Het worstmengsel wordt verpakt in rookdoorlatende verpakkingen met een doorsnede van minstens 45 mm.

De worsten worden gerookt en ondergaan een hittebehandeling tot een kerntemperatuur van ten minste + 72 °C.

Ze worden afgekoeld tot onder + 8 °C.

6.7.   Specificiteit van het landbouwproduct of levensmiddel (artikel 3, lid 3, van Verordening (EG) nr. 1216/2007 van de Commissie):

De kleur van de plakjes varieert van bleek tot sterk bruinroze.

De consistentie is stevig.

„Falukorv” heeft een lichte tot sterke smaak van rook, specerijen en zout.

„Falukorv” mag maximaal 65 g water per 100 g eindproduct bevatten.

Het vetgehalte mag maximaal 23 g per 100 g eindproduct zijn, berekend op basis van het maximaal toegestane watergehalte.

„Falukorv” is een grove worst (doorsnede > 45 mm) die in plakken van een centimeter wordt gesneden en gebakken voor de lunch of avondmaaltijd. In sommige delen van Zweden wordt gesneden „falukorv” ook gebruikt als broodbeleg.

6.8.   Traditioneel karakter van het landbouwproduct of levensmiddel (artikel 3, lid 4, van Verordening (EG) nr. 1216/2007 van de Commissie):

De geschiedenis van „Falukorv” gaat terug tot de 17e eeuw in Zweden. Nationale regels voor de productie ervan dateren uit 1973. De meeste Zweden beschouwen „falukorv” als een nationaal gerecht.

Volgens het Dalarna Museum is „falukorv” terug te voeren tot de 17e eeuw, toen runderhuiden werden gebruikt voor de productie van kabels waarmee erts werd gewonnen uit de kopermijn Falu Koppargruva. In de winter kon het overgebleven vlees worden bewaard, maar in de zomer werd er worst van gemaakt zodat het langer houdbaar werd. Deze worst kreeg de naam „falukorv”.

In de lokale krant (Stora Kopparbergs Län) van 14 december 1834 staat de volgende verwijzing: „Jaarlijks worden grote hoeveelheden gerookte worst, gemaakt in de Schedwi-parochie, naar de hoofdstad gestuurd. In Stockholm wordt deze worst Fahlu Korf genoemd (oude Zweedse spelling, nu „falukorv”) en is het al jaren een geliefd product.”

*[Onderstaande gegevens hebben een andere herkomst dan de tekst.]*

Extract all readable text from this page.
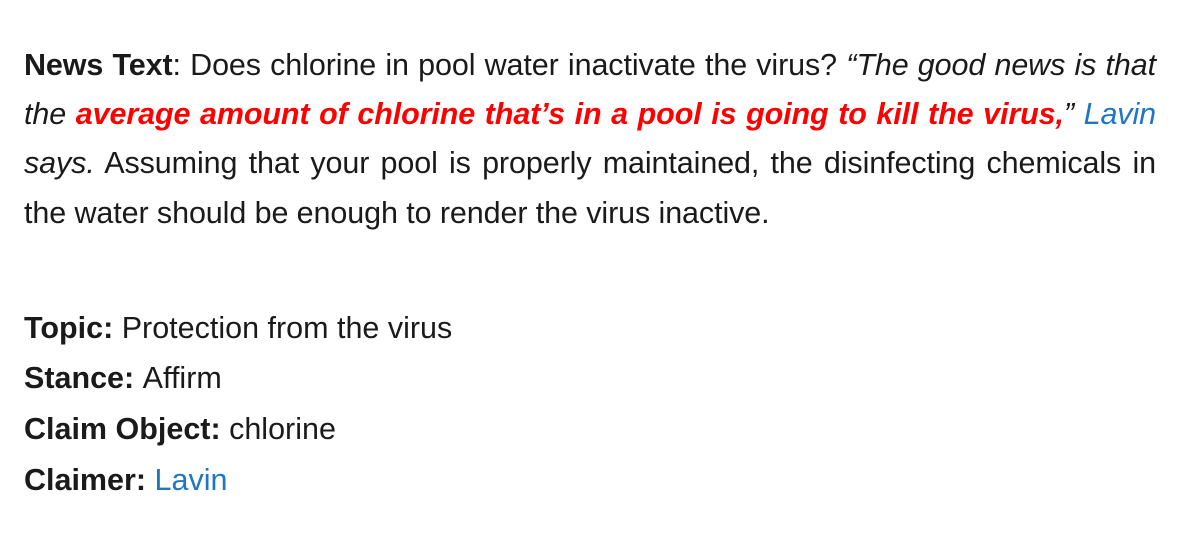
News Text: Does chlorine in pool water inactivate the virus? “The good news is that the average amount of chlorine that’s in a pool is going to kill the virus,” Lavin says. Assuming that your pool is properly maintained, the disinfecting chemicals in the water should be enough to render the virus inactive.

Topic: Protection from the virus
Stance: Affirm
Claim Object: chlorine
Claimer: Lavin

Volgens een overzicht van eetgewoonten — „Mat och måltider bland arbetare och tjänstemän i Jonsered under 1900-talet” („Voedsel en maaltijden van hand- en hoofdarbeiders in Jonsered in de 20e eeuw”) (derde semester (C1) essay in etnologie, Göteborg University, lentesemester 1976, Birgitta Frykman), is „falukorv” een veel genuttigd levensmiddel in huishoudens van zowel hoofd- als handarbeiders.

Traditioneel wordt „falukorv” gemaakt van rauwe vleesproducten, met aardappelmeel als enig bindmiddel.

Het „Receptbok för charkuterister” („Receptenboek voor vleeswarenbereiders”), samengesteld door Henning Fasth in 1936, bevat twee recepten voor „falukorv”. In de recepten wordt ofwel rundvlees of vettig varkensvlees gebruikt ofwel, in het tweede recept, een iets vettiger rundvlees, maar dan met aardappelmeel als enig bindmiddel.

Op pagina 69 van „Charkuterikursen – del 2” („Cursus voor vleeswarenproducenten — deel 2”), uitgegeven door Brevskolan och LTK in 1955, staat een recept voor „falukorv”. „Beef cat. III” bevat circa 20 % vet en „pork III” ongeveer 50 % (pagina 92). Het enige bindmiddel is aardappelmeel.

Toen in 1973 de nationale norm werd ingevoerd, legde die de minimumeisen vast voor de hoeveelheid vlees, gebaseerd op de traditionele methode die in de jaren 1900 werd toegepast bij het maken van „falukorv”.

6.9.   Minimumeisen en procedures voor de controle van de specificiteit (artikel 4 van Verordening (EG) nr. 1216/2007 van de Commissie):

Er moet ten minste 45 g vlees zijn per 100 g eindproduct.

Aardappelmeel mag worden toegevoegd tot een maximum van 4 g droge stof per 100 g eindproduct. De droge stof wordt berekend op basis van het maximaal toegestane watergehalte.

Jaarlijks dienen in de bereidingsbedrijven controles van het minimale en maximale gehalte en chemische controles te worden uitgevoerd door de bevoegde controle-autoriteit. Chemische waarden voor vet en water dienen te worden gemeten door na het homogeniseren een monster van 500 g van de „falukorv” te nemen.


(1)  PB L 93 van 31.3.2006, blz. 12.